For security purposes you might need to generate new data which is known as synthetic data. You use synthetic data for many use cases, such as cracking passwords, fuzz testing, vulnerability testing of your application, steganography, … Synthetic data can come handy when you don’t want to share the original data, but still share a representative sample with someone for testing. Some of the algorithms used to generate data are:

• Markov chains.
• Boltzmann machines.
• GANs.

Practical Considerations, Risks and Limitations

There are 3 ways AI can impact your organization:

1. Limitations and poor implementation of AI.
2. Attacks against your implementation of AI.
3. Use of AI by attackers.

The algorithms, especially deep learning algorithms, do not have domain knowledge. They don’t understand the underlying network topologies, the physics, or your business logic. These algorithms only look at input and output data and identify relationships between them without any meaning attached to that relationship. Also, machine learning has a dependency on large data sets and in many cases on the availability of labeled data. You may not have such data available in your organization to train the machine learning models.

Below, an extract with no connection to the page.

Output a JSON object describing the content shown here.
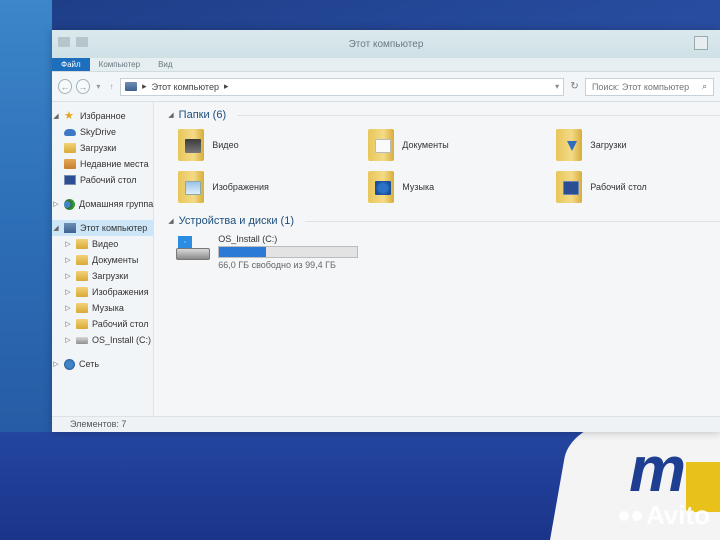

AI opened a new attack surface. Not only AI can be a target to attacks, it can also expose the system and makes it prone to infiltration through AI. On the other hand, AI is empowering cyber criminals to carry out security attacks with greater speed, scope and stealth. Attackers use AI to automate common tasks such as scanning the network and discovering services. By applying Machine Learning, an attacker can bypass capture control, or even crack a password, or furthermore, utilize the data and API offered by a tool such as VirusTotal, to test a fully undetectable malware. As part of reconnaissance, attackers gather data about their potential targets.